O desejo traz implícito um juízo de possibilidade; a esperança, ao contrário, é um cálculo subconsciente de probabilidades. A mente se entretém em medir as perfeições que atribui ao ser amado, comparando-as com os próprios méritos; merece-o? não o merece? São as perguntas que se formulam com ansiedade. É esse o momento mais fervoroso, bastando o menor grau de esperança para o aparecimento do amor. Não importa que ela falte depois de poucos dias; desde que o amor nasceu, persiste. Nas pessoas que tem necessidade de amar é muito fácil o aparecimento da esperança, sobretudo se não tiverem contrastes que viessem diminuir a sua fé otimista.

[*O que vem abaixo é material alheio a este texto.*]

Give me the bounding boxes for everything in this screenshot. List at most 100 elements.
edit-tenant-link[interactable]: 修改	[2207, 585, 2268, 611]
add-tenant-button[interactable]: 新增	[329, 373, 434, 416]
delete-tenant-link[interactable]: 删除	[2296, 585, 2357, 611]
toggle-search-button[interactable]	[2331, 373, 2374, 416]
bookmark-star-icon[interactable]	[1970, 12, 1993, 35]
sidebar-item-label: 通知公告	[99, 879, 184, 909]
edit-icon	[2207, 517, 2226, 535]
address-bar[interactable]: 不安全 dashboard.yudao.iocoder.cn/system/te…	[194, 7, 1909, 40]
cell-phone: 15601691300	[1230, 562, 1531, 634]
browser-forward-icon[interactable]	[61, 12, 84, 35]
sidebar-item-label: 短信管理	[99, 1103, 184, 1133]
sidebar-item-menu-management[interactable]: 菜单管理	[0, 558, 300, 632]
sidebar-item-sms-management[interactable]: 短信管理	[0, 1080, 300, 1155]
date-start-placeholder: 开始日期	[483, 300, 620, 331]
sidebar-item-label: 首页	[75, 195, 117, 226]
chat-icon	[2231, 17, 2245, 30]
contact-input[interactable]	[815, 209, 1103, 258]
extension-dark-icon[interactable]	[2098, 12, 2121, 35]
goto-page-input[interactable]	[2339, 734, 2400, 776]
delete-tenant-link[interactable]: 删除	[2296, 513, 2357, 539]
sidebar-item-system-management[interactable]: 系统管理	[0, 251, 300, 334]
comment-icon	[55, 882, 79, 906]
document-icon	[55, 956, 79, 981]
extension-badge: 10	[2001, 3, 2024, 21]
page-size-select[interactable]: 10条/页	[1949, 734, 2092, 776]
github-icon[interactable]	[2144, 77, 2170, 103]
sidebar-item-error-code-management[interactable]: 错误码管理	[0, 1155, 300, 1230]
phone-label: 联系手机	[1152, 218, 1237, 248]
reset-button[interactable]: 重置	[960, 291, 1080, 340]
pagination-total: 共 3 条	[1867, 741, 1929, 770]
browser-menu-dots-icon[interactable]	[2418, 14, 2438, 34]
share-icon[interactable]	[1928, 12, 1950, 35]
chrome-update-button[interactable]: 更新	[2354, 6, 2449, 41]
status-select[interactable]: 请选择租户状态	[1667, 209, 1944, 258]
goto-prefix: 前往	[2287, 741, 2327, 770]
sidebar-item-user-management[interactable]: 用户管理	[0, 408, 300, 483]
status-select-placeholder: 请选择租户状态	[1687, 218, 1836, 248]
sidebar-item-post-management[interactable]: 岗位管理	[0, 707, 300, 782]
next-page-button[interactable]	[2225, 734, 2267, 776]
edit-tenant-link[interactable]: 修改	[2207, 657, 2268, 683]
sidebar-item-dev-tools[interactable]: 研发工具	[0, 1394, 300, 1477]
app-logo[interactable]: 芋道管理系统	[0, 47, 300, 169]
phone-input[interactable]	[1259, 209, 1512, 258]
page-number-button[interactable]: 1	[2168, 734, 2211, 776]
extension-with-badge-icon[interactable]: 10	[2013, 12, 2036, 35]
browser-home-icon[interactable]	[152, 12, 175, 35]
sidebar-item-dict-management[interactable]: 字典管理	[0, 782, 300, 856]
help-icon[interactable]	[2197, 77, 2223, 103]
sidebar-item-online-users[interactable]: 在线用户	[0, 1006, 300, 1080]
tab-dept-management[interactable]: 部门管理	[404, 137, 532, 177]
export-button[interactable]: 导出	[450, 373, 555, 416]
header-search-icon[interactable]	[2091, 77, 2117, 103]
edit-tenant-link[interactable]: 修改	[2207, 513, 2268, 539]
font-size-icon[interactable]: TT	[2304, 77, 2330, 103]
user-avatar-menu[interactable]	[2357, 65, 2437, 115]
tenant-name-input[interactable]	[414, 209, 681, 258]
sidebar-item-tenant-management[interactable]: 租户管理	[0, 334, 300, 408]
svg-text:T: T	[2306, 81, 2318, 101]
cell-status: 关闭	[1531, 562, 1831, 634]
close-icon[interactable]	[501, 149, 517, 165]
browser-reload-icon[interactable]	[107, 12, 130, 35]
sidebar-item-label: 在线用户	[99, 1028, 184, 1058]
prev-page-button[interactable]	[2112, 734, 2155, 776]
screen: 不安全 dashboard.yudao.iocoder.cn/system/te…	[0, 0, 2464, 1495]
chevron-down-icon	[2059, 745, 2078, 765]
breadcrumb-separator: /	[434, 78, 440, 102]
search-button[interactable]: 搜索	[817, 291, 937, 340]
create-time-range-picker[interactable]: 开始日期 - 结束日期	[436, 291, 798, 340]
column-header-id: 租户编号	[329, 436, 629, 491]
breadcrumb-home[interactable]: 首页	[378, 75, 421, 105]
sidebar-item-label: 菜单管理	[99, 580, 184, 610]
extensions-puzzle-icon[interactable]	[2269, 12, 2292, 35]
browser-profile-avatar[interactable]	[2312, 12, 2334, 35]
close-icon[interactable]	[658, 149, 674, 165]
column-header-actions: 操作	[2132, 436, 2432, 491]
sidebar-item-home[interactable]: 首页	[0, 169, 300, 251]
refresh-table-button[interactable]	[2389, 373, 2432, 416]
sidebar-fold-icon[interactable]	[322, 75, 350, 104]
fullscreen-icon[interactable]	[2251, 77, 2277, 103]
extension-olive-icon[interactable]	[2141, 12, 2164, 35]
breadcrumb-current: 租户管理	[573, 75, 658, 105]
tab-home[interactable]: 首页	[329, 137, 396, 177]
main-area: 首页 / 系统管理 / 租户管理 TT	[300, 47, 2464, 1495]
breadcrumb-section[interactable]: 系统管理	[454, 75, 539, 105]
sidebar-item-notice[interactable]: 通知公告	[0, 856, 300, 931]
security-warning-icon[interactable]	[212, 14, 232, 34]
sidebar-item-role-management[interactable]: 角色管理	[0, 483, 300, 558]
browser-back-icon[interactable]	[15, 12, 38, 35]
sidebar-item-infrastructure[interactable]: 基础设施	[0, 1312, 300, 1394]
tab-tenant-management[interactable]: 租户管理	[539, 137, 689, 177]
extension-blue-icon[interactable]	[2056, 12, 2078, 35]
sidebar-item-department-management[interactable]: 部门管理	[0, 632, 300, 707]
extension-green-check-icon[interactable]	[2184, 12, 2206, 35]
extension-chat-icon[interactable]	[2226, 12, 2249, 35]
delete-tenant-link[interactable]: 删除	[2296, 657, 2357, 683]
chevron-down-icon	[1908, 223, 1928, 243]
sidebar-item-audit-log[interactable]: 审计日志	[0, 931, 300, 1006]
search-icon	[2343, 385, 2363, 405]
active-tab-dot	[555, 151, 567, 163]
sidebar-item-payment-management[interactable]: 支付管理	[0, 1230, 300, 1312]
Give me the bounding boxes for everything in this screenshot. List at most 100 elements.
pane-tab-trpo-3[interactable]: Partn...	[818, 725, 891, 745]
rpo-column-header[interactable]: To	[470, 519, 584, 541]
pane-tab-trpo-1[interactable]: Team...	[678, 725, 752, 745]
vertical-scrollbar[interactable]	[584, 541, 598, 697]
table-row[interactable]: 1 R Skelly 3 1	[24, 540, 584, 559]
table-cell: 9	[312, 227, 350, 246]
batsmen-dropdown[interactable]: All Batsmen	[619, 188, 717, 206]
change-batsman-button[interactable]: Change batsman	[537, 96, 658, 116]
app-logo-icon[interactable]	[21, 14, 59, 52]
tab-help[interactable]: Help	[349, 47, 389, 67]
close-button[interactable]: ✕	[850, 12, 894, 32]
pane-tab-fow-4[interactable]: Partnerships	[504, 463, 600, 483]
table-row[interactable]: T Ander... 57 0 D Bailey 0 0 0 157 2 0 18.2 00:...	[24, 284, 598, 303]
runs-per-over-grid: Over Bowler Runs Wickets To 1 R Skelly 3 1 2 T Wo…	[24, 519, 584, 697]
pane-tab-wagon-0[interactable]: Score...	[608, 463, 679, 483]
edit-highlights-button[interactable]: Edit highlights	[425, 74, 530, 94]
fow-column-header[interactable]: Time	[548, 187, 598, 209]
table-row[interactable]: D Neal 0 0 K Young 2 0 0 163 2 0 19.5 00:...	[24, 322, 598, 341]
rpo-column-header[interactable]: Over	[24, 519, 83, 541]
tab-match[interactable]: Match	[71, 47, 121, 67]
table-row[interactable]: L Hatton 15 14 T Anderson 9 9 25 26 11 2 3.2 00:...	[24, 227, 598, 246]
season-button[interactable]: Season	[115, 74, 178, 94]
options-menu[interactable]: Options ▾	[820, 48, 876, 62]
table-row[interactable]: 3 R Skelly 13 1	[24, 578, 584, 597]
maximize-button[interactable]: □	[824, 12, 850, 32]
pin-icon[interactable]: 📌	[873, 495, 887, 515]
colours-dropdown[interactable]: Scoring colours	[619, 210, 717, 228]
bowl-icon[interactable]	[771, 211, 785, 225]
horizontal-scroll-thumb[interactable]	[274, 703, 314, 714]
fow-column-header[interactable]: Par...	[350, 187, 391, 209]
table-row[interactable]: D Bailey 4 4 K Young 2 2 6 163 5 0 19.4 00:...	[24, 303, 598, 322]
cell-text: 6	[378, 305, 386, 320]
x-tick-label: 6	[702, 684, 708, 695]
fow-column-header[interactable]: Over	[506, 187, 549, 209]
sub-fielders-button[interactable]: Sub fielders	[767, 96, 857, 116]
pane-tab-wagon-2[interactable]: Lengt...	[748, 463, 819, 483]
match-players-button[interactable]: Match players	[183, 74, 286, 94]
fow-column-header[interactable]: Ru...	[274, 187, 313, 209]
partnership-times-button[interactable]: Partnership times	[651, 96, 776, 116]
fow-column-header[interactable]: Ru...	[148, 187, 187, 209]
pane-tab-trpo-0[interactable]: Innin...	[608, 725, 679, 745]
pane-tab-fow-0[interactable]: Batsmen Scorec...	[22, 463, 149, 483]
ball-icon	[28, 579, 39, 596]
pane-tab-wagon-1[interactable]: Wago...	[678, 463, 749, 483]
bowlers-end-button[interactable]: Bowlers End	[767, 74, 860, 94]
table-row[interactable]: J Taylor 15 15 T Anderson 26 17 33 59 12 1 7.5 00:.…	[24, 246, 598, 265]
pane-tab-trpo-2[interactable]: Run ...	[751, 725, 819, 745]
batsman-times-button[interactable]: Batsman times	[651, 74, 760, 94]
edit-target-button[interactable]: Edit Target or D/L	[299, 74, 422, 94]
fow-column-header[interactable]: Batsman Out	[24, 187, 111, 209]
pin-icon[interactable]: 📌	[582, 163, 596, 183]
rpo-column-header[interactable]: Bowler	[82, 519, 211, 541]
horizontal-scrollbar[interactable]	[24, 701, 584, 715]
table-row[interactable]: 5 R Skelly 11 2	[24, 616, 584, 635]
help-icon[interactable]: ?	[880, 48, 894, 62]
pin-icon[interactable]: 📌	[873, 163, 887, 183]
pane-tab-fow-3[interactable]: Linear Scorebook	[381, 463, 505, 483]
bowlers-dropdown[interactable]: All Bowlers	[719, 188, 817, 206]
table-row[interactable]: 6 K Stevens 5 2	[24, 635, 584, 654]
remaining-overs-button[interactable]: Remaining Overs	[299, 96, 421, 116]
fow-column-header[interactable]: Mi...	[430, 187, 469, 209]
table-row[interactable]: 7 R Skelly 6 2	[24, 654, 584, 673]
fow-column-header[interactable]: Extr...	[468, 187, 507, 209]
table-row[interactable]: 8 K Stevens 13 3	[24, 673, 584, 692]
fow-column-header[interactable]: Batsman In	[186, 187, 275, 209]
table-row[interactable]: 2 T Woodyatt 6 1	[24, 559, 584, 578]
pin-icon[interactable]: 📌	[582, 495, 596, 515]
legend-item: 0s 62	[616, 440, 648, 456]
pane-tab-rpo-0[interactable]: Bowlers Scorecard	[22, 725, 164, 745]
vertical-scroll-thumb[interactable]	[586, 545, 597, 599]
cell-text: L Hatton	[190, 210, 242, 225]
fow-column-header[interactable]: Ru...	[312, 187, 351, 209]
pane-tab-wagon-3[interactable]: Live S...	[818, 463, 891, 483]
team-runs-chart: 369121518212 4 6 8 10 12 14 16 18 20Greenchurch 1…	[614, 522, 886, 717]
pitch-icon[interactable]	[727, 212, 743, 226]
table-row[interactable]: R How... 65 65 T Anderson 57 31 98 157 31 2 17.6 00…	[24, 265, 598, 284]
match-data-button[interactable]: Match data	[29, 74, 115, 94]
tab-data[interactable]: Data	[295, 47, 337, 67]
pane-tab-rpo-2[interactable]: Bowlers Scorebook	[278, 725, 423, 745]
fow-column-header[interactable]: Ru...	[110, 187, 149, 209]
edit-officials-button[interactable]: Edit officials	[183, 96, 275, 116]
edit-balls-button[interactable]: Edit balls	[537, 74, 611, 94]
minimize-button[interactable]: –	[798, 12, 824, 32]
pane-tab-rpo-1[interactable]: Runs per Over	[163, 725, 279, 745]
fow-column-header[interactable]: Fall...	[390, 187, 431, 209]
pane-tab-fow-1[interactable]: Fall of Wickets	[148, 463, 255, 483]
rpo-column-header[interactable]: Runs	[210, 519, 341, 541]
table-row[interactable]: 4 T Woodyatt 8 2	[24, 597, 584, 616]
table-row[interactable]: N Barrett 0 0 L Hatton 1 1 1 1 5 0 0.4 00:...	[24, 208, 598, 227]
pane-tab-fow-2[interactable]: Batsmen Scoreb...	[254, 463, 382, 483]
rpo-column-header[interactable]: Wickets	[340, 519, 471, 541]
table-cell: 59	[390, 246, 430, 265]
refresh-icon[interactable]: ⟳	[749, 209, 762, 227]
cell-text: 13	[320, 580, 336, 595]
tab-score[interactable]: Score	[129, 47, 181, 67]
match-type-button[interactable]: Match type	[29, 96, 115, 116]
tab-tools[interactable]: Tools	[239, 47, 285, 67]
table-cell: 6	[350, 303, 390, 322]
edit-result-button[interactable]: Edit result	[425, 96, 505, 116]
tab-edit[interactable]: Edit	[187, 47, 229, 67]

Ao invés, os incapazes de amar, cheios de medo, desconfiados, são mais refratários ao aparecimento da esperança e só chegam a possuí-la depois de dificuldades que iniciem o processo da cristalização. De todas as maneiras, enquanto se define a esperança, o amor súbito nasce; se não se define, o medo de amar inicia a luta terrível entre a dúvida e a esperança, que se resolve pela intoxicação sentimental (p. 46 e 47).
A qualquer momento, o medo de amar pode vencer o desejo, e, então, o amor não nasce, morre em embrião. Nesses infelizes o desejo é vacilante; hoje avança, amanhã retrocede. Por momentos a imaginação voa, mas os sentidos não caminham. Homens apaixonados com a cabeça, fraquejam e se detêm quando a sua vitória está mais próxima; não se atrevem a amar completamente, depois de haver principiado a amar. Falta-lhes a confiança em si, não sabem com certeza qual é o seu ideal. Explica-se, na jovem tenra, uma certa inquietude da sensibilidade por falta de experiência; a de quinze anos não pode amar com tanta plenitude como a de trinta. A falta de ideal e a ausência de critério crítico faz supor à noviça que o primeiro desejo fugaz é uma paixão e crê que cada enamorado encarna o seu ideal; em tudo isto não há amor, senão artifício. Pouco a pouco, à medida que os sentidos lhes anunciam o artifício, sua imaginação tremerá com desconfiança; amará com menos pressa, porém, com mais ardor; o temor lhe impedirá de dar o sim, enquanto não estiver segura do que faz; será menos risonha, porém, mais apaixonada (p. 53 e 54).
Dos desenganos
O desejo pouco duradouro é aquele que correspondeu a um erro do ideal; na pessoa que se equivoca, a decepção sobrevém em seguida à satisfação do desejo. Isso ocorre constantemente com homens e mulheres, cujos atrativos físicos são superiores às qualidades de seu espírito; despertam facilmente um brusco desejo que, por sua veemência, pode parecer concordância com o ideal; delibação dos sentidos, reconsidera e adverte que não é esse o seu ideal, que se equivocou. Quantos homens se afastam da mulher amada ao ouvir palavras tolas de sua linda boca, como se fora uma espada de chumbo saída de uma bainha de pedrarias! Este é o maior consolo das pouco favorecidas, que cuidam mais do gênio e da graça, suas armas naturais; as belas soem descuidá-las e vivem pavoneando-se, como se já possuíssem todos os talismãs para cativar corações. As belas despertam mais desejos no homem, mas são menos amadas; o desejo farta mais depressa que o sentimento. E é por essa razão que as feias, quando chegam a ser amadas, não duvidam do rifão corrente que não necessitamos repetir. A flechada mais duradoura não é, geralmente, a que entra pelos olhos, mas a que se insinua pela inteligência ou pelo coração (p. 66 e 67).